The survey polled those who held second pillar pension funds with Luminor.
The second pillar is a pension fund contributed to on a mandatory basis by employers and employees. A recent bill, championed by the coalition Isamaa party, would make membership of the second pillar optional if it passes at the Riigikogu.
Younger people in particular who responded to the survey, as well as men in general, and native speakers of Russian, are among those who think they will never retire or retire at an advanced age, according to Luminor.
The survey also found widespread dissatisfaction with the pension system in Estonia as it stands, with only 7 percent of respondents saying it was fair, and an even small number, 3 percent, saying they believe the system will cover their retirement needs.
The latter figure is nonetheless a small rise on a Luminor survey from two years ago, where 2 percent felt that their pension would be adequate.
From those who believed they would retire (see below) the figure was higher – 11 percent believed the current system would be sufficient for their needs.
Of those who believe they will retire at some point, 33 percent thought this would be beyond the age of 70, and 13 percent thought it would happen between 66 and 69. The official retirement age is 63.
As noted the overall figure for those who believed they would never retire was 26 percent of respondents.
From the 17-36 year-old age group, 35 percent of respondents believed they would never retire, whereas this figure was 23 percent in the next age bracket (37-60).

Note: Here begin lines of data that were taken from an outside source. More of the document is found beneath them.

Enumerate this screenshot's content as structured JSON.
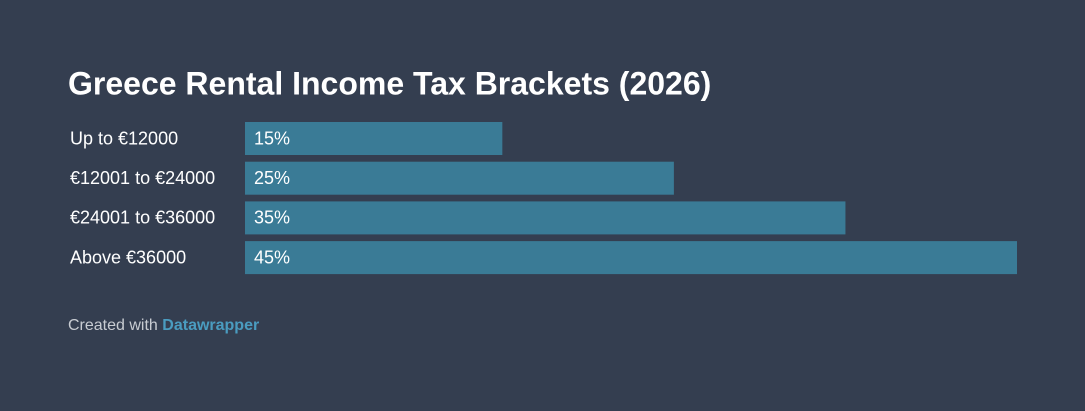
{
  "chart_data": {
    "type": "hbar",
    "title": "Greece Rental Income Tax Brackets (2026)",
    "categories": [
      "Up to €12000",
      "€12001 to €24000",
      "€24001 to €36000",
      "Above €36000"
    ],
    "values": [
      15,
      25,
      35,
      45
    ],
    "value_labels": [
      "15%",
      "25%",
      "35%",
      "45%"
    ],
    "color": "#3a7b96",
    "xlim": [
      0,
      45
    ],
    "credit_prefix": "Created with",
    "credit_source": "Datawrapper"
  }
}
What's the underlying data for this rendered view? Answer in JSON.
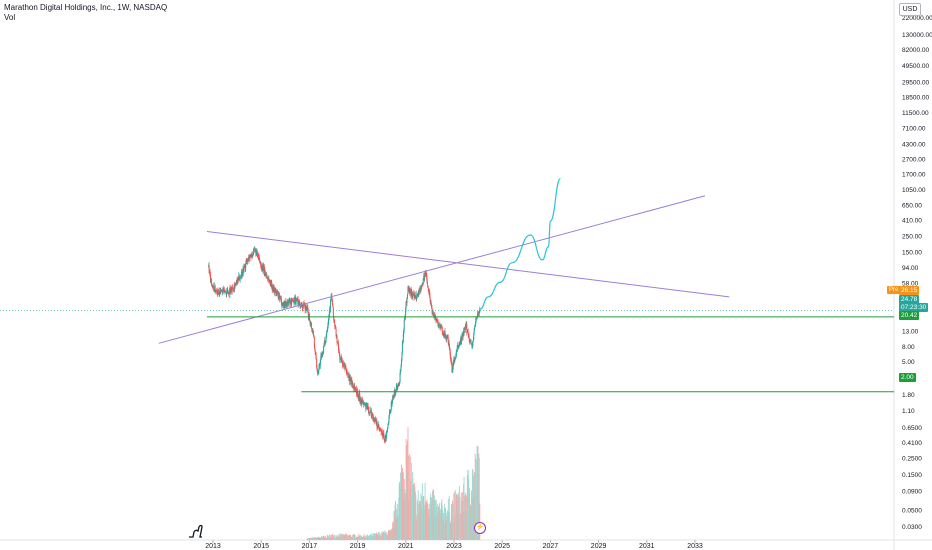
{
  "legend": {
    "title": "Marathon Digital Holdings, Inc., 1W, NASDAQ",
    "indicator": "Vol"
  },
  "currency_button": "USD",
  "pre_label": "Pre",
  "price_badges": {
    "pre_value": "26.15",
    "last_price": "24.78",
    "countdown": "07:23:30",
    "support_upper": "20.42",
    "support_lower": "2.00"
  },
  "colors": {
    "up": "#26a69a",
    "down": "#ef5350",
    "trendline": "#9c7fd6",
    "support": "#1e9e3a",
    "projection": "#29c5d6",
    "pre": "#f7931a"
  },
  "chart_data": {
    "type": "candlestick",
    "title": "Marathon Digital Holdings, Inc., 1W, NASDAQ",
    "y_scale": "log",
    "ylim": [
      0.02,
      300000
    ],
    "xlim": [
      "2012-06",
      "2034-06"
    ],
    "x_ticks": [
      "2013",
      "2015",
      "2017",
      "2019",
      "2021",
      "2023",
      "2025",
      "2027",
      "2029",
      "2031",
      "2033"
    ],
    "y_ticks": [
      "220000.00",
      "130000.00",
      "82000.00",
      "49500.00",
      "29500.00",
      "18500.00",
      "11500.00",
      "7100.00",
      "4300.00",
      "2700.00",
      "1700.00",
      "1050.00",
      "650.00",
      "410.00",
      "250.00",
      "150.00",
      "94.00",
      "58.00",
      "36.00",
      "22.00",
      "13.00",
      "8.00",
      "5.00",
      "3.00",
      "1.80",
      "1.10",
      "0.6500",
      "0.4100",
      "0.2500",
      "0.1500",
      "0.0900",
      "0.0500",
      "0.0300"
    ],
    "price_path": [
      [
        "2012-10",
        240
      ],
      [
        "2012-11",
        80
      ],
      [
        "2013-01",
        50
      ],
      [
        "2013-04",
        45
      ],
      [
        "2013-09",
        45
      ],
      [
        "2014-01",
        60
      ],
      [
        "2014-07",
        130
      ],
      [
        "2014-10",
        160
      ],
      [
        "2015-01",
        100
      ],
      [
        "2015-07",
        50
      ],
      [
        "2015-12",
        30
      ],
      [
        "2016-06",
        35
      ],
      [
        "2016-12",
        25
      ],
      [
        "2017-03",
        12
      ],
      [
        "2017-05",
        3.5
      ],
      [
        "2017-09",
        10
      ],
      [
        "2017-12",
        40
      ],
      [
        "2018-01",
        20
      ],
      [
        "2018-04",
        6
      ],
      [
        "2018-09",
        3
      ],
      [
        "2019-03",
        1.5
      ],
      [
        "2019-08",
        1.0
      ],
      [
        "2019-12",
        0.6
      ],
      [
        "2020-03",
        0.45
      ],
      [
        "2020-06",
        1.5
      ],
      [
        "2020-10",
        3
      ],
      [
        "2020-12",
        15
      ],
      [
        "2021-02",
        50
      ],
      [
        "2021-06",
        35
      ],
      [
        "2021-11",
        80
      ],
      [
        "2022-02",
        25
      ],
      [
        "2022-06",
        15
      ],
      [
        "2022-10",
        10
      ],
      [
        "2022-12",
        4
      ],
      [
        "2023-03",
        8
      ],
      [
        "2023-07",
        15
      ],
      [
        "2023-10",
        8
      ],
      [
        "2023-12",
        20
      ],
      [
        "2024-02",
        24.78
      ]
    ],
    "projection": [
      [
        "2024-02",
        26
      ],
      [
        "2024-06",
        38
      ],
      [
        "2024-12",
        60
      ],
      [
        "2025-06",
        110
      ],
      [
        "2026-03",
        260
      ],
      [
        "2026-09",
        120
      ],
      [
        "2026-12",
        180
      ],
      [
        "2027-01",
        400
      ],
      [
        "2027-06",
        1500
      ]
    ],
    "trendlines": [
      {
        "name": "descending",
        "from": [
          "2012-10",
          290
        ],
        "to": [
          "2034-06",
          38
        ]
      },
      {
        "name": "ascending",
        "from": [
          "2010-10",
          9
        ],
        "to": [
          "2033-06",
          880
        ]
      }
    ],
    "support_lines": [
      {
        "value": 20.42,
        "from": "2012-10"
      },
      {
        "value": 2.0,
        "from": "2016-09"
      }
    ],
    "volume": {
      "note": "relative weekly volume, max = 1",
      "series": [
        [
          "2017-01",
          0.02
        ],
        [
          "2017-09",
          0.04
        ],
        [
          "2018-01",
          0.06
        ],
        [
          "2019-06",
          0.05
        ],
        [
          "2020-06",
          0.1
        ],
        [
          "2020-12",
          0.9
        ],
        [
          "2021-02",
          1.0
        ],
        [
          "2021-06",
          0.45
        ],
        [
          "2021-11",
          0.55
        ],
        [
          "2022-06",
          0.35
        ],
        [
          "2022-12",
          0.4
        ],
        [
          "2023-06",
          0.55
        ],
        [
          "2023-12",
          0.85
        ],
        [
          "2024-02",
          0.9
        ]
      ]
    }
  }
}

29 percent of men who responded to the survey believed they would never retire, compared with 22 percent of women.
35 percent of native Russian speakers thought they would not ever retire; 24 percent of native Estonian speakers felt the same way.
"These results can be interpreted in different ways," said Martin Rajasalu, Luminor Pensions Estonia board member, according to BNS.
"There are likely those who do not plan or want to retire themselves, but there is a high probability that there are people who think that the retirement age may increase so much in the future that they simply will not live long enough," he said.